At nearby Juniper Valley Park in Middle Village, at least 3,000 neighbors gathered in a field to remember the dead and the missing from the World Trade Center. They stood beneath a clear blue sky marred only by the lingering clouds of smoke rising from the site of the towers, which a week earlier were visible from the park.
When the Juniper vigil drew to a close, the thousands of flickering lights peeking through the darkness dispersed, and the crowd pushed onto the street in a pilgrimage to the Maspeth firehouse.
As she walked with friends toward the vigil, Phyllis Poliseno soberly recalled that her son would have perished with his fire company, Engine Co. 54 in Midtown Manhattan if he had not requested a day off Sept. 11. When he arrived at the scene as the second tower collapsed, he was told his company had been climbing the first tower when it fell.
“Mentally he’ll never get over it,” his mother said. “He’s so broken up because his brother firemen are gone.”

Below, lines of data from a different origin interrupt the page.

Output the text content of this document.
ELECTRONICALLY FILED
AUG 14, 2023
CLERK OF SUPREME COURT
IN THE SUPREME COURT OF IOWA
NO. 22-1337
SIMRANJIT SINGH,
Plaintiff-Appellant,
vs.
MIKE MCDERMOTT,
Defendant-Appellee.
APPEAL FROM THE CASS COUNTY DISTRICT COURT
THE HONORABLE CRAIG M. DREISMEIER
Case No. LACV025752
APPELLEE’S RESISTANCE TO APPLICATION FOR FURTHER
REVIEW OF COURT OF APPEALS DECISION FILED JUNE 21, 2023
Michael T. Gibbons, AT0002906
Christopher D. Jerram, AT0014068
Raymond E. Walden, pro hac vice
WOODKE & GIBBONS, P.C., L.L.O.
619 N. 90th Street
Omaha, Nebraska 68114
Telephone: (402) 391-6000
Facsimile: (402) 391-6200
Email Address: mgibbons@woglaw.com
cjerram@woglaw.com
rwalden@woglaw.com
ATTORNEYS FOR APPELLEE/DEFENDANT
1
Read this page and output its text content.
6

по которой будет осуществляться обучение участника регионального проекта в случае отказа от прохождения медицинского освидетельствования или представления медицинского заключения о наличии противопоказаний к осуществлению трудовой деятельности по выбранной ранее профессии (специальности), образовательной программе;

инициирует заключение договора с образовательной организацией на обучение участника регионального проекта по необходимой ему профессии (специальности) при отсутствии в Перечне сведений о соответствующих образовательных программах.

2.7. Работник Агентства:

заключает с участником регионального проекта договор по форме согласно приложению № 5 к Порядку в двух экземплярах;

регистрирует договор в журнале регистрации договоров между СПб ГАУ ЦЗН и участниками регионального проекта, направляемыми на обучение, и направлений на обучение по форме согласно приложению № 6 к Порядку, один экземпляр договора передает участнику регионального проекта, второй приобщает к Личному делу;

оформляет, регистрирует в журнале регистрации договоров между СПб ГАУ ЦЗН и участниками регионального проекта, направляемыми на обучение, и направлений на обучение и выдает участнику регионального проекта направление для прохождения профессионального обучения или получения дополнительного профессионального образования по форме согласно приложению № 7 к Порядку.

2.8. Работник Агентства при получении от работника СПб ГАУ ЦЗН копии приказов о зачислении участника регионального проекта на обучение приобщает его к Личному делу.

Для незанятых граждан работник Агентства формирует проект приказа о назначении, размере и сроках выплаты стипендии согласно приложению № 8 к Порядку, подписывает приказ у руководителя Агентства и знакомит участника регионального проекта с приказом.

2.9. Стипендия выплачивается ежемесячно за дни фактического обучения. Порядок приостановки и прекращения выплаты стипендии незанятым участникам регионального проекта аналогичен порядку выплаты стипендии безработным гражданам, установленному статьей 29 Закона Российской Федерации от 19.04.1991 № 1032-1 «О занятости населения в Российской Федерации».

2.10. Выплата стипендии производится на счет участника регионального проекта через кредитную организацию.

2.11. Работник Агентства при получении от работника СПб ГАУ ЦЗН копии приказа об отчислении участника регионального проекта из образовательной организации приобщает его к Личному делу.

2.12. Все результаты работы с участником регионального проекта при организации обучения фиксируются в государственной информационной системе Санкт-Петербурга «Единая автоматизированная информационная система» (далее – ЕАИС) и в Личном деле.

At the vigil in Maspeth, the converging crowds swelled around the firehouse at the intersection of Borden and Perry avenues, pouring onto Grand Avenue and the overpasses of the Long Island Expressway.
For the most part, the vigil maintained a spirit of hope and faith.
“We still hope that they will be found,” said Patricia Schulze, a teacher from Maspeth who attended with her daughter. “We pray that if they are still alive, God will lead them out.”
For the remaining firefighters and the families of those who were lost, the support made a trying time more bearable.
“We can’t express how much it means to us. We have to focus on there,” Murphy said, pointing to the crowd. “So we can’t focus on here,” he continued, gesturing inside the firehouse.
The firehouse lost so many men because its companies are the first to respond to major disasters in the city, affording their men more opportunities to do what they love — fight fires.
“You’re in a unit that goes to everything,” he said. “If it was a quiet engine company, they wouldn’t have come here. That’s why they’re here.”
In Middle Village Monday morning, firefighter Michael Weinberg was laid to rest in a ceremony at Our Lady of Hope Roman Catholic Church. Although he was not on duty at the time, he gave up his morning golf game and sped to the World Trade Center upon learning of the plane crash.
Remembering the fallen firefighter stationed in Midtown, one of his friends said Weinberg had told him he was headed for a golf course he had played many times before “because I haven’t parred the course.”
“For those of us that knew Mike, we all know that he parred the course of life,” the friend said.